Iconic literary food moments

Our recipe for this episode was a simply divine lobster and salmon mousse. A little bit of research on the subject revealed that lobsters have long held a rather peculiar and persistent fascination to the literary community. One only has to think of Lewis Carroll’s Lobster Quadrille, also known as The Mock Turtle’s Song,  a song recited by the Mock Turtle in Alice’s Adventures in Wonderland. Or the classic scene in the 1977 Woody Allen film Annie Hall, where the lobsters run amok as the two main characters try to cook them. Or the modern dark comedy Lobster which imagines a future in which people must find romantic partners or be turned into animals – no points for guessing the protagonist’s choice.

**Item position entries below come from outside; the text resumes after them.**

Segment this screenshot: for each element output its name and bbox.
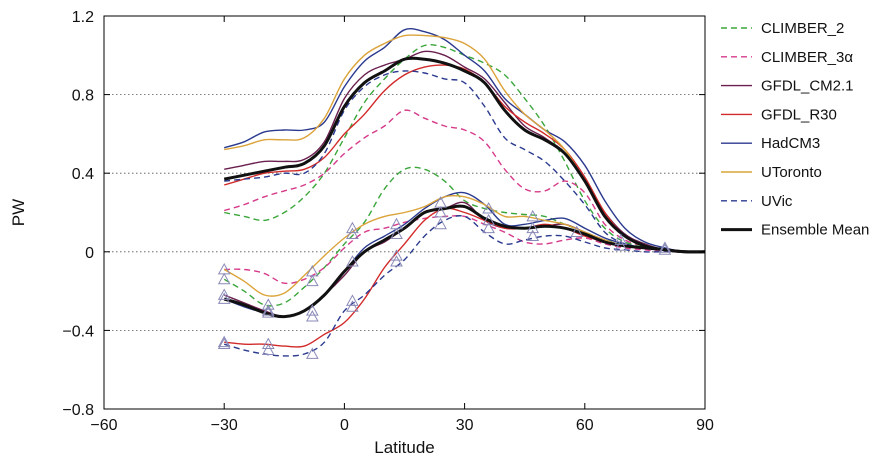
series-line-ensemble-mean-upper <box>223 56 706 254</box>
y-tick-label: 1.2 <box>72 9 94 26</box>
triangle-marker <box>526 209 540 222</box>
x-tick-label: −60 <box>90 417 117 434</box>
triangle-marker <box>482 202 495 214</box>
triangle-marker <box>614 239 628 251</box>
triangle-marker <box>217 272 231 285</box>
triangle-marker <box>261 298 275 310</box>
triangle-marker <box>526 221 540 234</box>
series-line-hadcm3-lower <box>223 191 706 318</box>
series-line-ensemble-mean-lower <box>223 204 706 319</box>
legend-label-gfdl-cm2-1: GFDL_CM2.1 <box>761 78 854 95</box>
triangle-marker <box>434 217 447 230</box>
triangle-marker <box>261 304 275 316</box>
series-line-gfdl-cm2-1-upper <box>224 50 706 253</box>
triangle-marker <box>346 300 359 312</box>
triangle-marker <box>526 229 540 241</box>
legend-label-gfdl-r30: GFDL_R30 <box>761 106 837 123</box>
series-line-uvic-lower <box>224 215 705 357</box>
y-tick-label: −0.4 <box>62 323 94 340</box>
triangle-marker <box>217 335 231 348</box>
triangle-marker <box>346 294 359 306</box>
series-line-climber-3-upper <box>224 109 706 253</box>
x-tick-label: 60 <box>576 417 594 434</box>
triangle-marker <box>482 213 495 226</box>
series-line-gfdl-r30-upper <box>223 64 706 253</box>
triangle-marker <box>217 337 231 350</box>
triangle-marker <box>658 243 672 255</box>
x-tick-label: −30 <box>211 417 238 434</box>
triangle-marker <box>217 292 231 304</box>
triangle-marker <box>261 306 275 318</box>
plot-frame <box>103 15 706 410</box>
legend-label-hadcm3: HadCM3 <box>761 135 820 152</box>
series-line-gfdl-cm2-1-lower <box>223 201 706 318</box>
triangle-marker <box>390 255 403 267</box>
triangle-marker <box>658 241 672 253</box>
triangle-marker <box>614 233 628 245</box>
series-line-gfdl-r30-lower <box>224 207 706 348</box>
triangle-marker <box>482 221 495 234</box>
legend: CLIMBER_2 CLIMBER_3α GFDL_CM2.1 GFDL_R30 Had… <box>721 20 869 239</box>
y-tick-label: −0.8 <box>62 402 94 419</box>
x-tick-label: 90 <box>696 417 714 434</box>
legend-label-climber-3: CLIMBER_3α <box>761 49 853 66</box>
triangle-marker <box>217 288 231 300</box>
series-line-climber-2-lower <box>223 166 706 307</box>
series-line-uvic-upper <box>224 70 706 253</box>
triangle-marker <box>434 205 447 218</box>
x-tick-label: 30 <box>456 417 474 434</box>
y-tick-label: 0.8 <box>72 88 94 105</box>
x-tick-label: 0 <box>340 417 349 434</box>
triangle-marker <box>305 347 319 359</box>
series-line-climber-2-upper <box>224 44 706 253</box>
triangle-marker <box>390 227 403 240</box>
triangle-marker <box>390 249 403 261</box>
legend-label-utoronto: UToronto <box>761 164 822 181</box>
y-axis-title: PW <box>9 199 28 226</box>
triangle-marker <box>346 227 359 240</box>
triangle-marker <box>346 255 359 267</box>
triangle-marker <box>305 274 319 287</box>
axes: −60 −30 0 30 60 90 −0.8 −0.4 0 0.4 0.8 1.2 <box>62 9 714 434</box>
triangle-marker <box>305 304 319 316</box>
triangle-marker <box>261 337 275 350</box>
legend-label-ensemble-mean: Ensemble Mean <box>761 222 869 239</box>
grid-lines <box>104 94 705 331</box>
y-tick-label: 0 <box>85 245 94 262</box>
y-tick-label: 0.4 <box>72 166 94 183</box>
triangle-marker <box>261 343 275 355</box>
series-line-climber-3-lower <box>224 215 705 285</box>
legend-label-uvic: UVic <box>761 193 793 210</box>
triangle-marker <box>346 221 359 234</box>
triangle-marker <box>570 225 584 238</box>
series-line-hadcm3-upper <box>223 28 706 253</box>
x-axis-title: Latitude <box>374 438 435 457</box>
triangle-marker <box>305 310 319 322</box>
plot-area <box>217 28 706 359</box>
legend-label-climber-2: CLIMBER_2 <box>761 20 844 37</box>
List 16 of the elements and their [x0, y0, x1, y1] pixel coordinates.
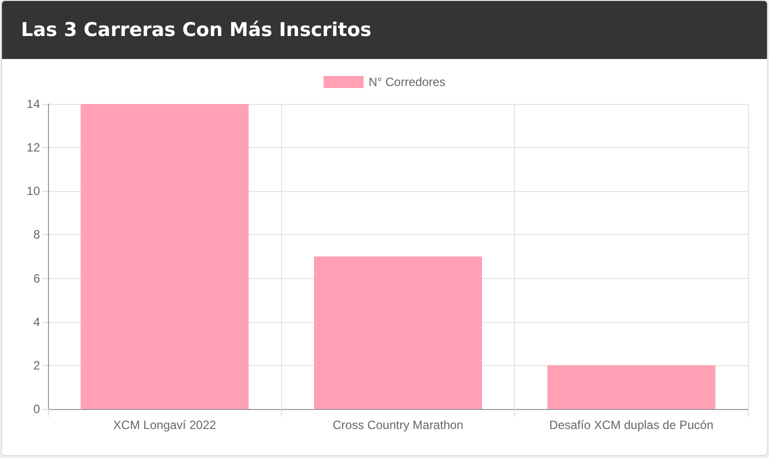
x-tick-label: Desafío XCM duplas de Pucón — [549, 418, 714, 432]
bar — [80, 104, 249, 409]
y-tick-label: 8 — [33, 228, 40, 242]
y-tick-label: 2 — [33, 358, 40, 372]
y-tick-label: 4 — [33, 314, 40, 329]
chart-title: Las 3 Carreras Con Más Inscritos — [21, 19, 372, 41]
y-tick-label: 10 — [26, 184, 40, 198]
bar — [314, 256, 482, 409]
legend-label: N° Corredores — [368, 75, 446, 89]
y-tick-label: 6 — [33, 271, 40, 286]
bar — [547, 365, 716, 409]
x-tick-label: XCM Longaví 2022 — [113, 418, 216, 432]
y-tick-label: 0 — [33, 402, 40, 416]
x-tick-label: Cross Country Marathon — [332, 418, 464, 432]
y-tick-label: 12 — [26, 140, 40, 155]
y-tick-label: 14 — [26, 97, 40, 111]
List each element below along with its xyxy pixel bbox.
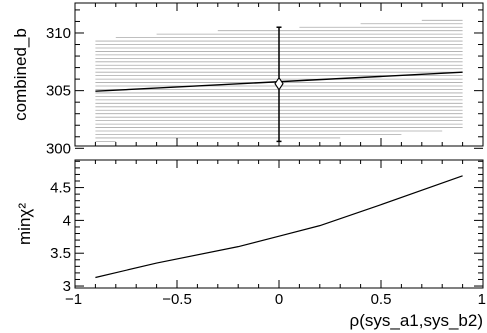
bottom-series xyxy=(95,175,463,279)
data-point-diamond xyxy=(274,76,284,91)
y-tick-label: 3 xyxy=(63,278,71,295)
top-y-axis-label: combined_b xyxy=(11,28,30,121)
y-tick-label: 305 xyxy=(46,83,71,100)
x-tick-label: 0 xyxy=(275,291,283,308)
x-tick-label: −1 xyxy=(65,291,82,308)
bottom-plot-frame xyxy=(74,159,484,289)
top-ticks: 300 305 310 xyxy=(46,3,484,157)
bottom-ticks: 3 3.5 4 4.5 −1 −0.5 0 0.5 1 xyxy=(50,160,486,308)
top-panel: 300 305 310 combined_b xyxy=(11,2,484,157)
y-tick-label: 310 xyxy=(46,25,71,42)
x-tick-label: 1 xyxy=(478,291,486,308)
y-tick-label: 3.5 xyxy=(50,245,71,262)
y-tick-label: 4 xyxy=(63,212,71,229)
bottom-y-axis-label: minχ² xyxy=(15,203,34,245)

After much deliberation, we plumped for both Lord Byron and the very popular Elizabeth Gilbert – Lord Byron because his is a truly a literary food moment, and Elizabeth Gilbert’s lobster reference simply as a foil to Byron’s assumptions regarding the feminine.

A woman should never be seen eating or drinking, unless it be lobster salad and Champagne, the only true feminine and becoming viands.
― Lord Byron

I have never created anything in my life that did not make me feel, at some point or another, like I was the guy who just walked into a fancy ball wearing a homemade lobster costume.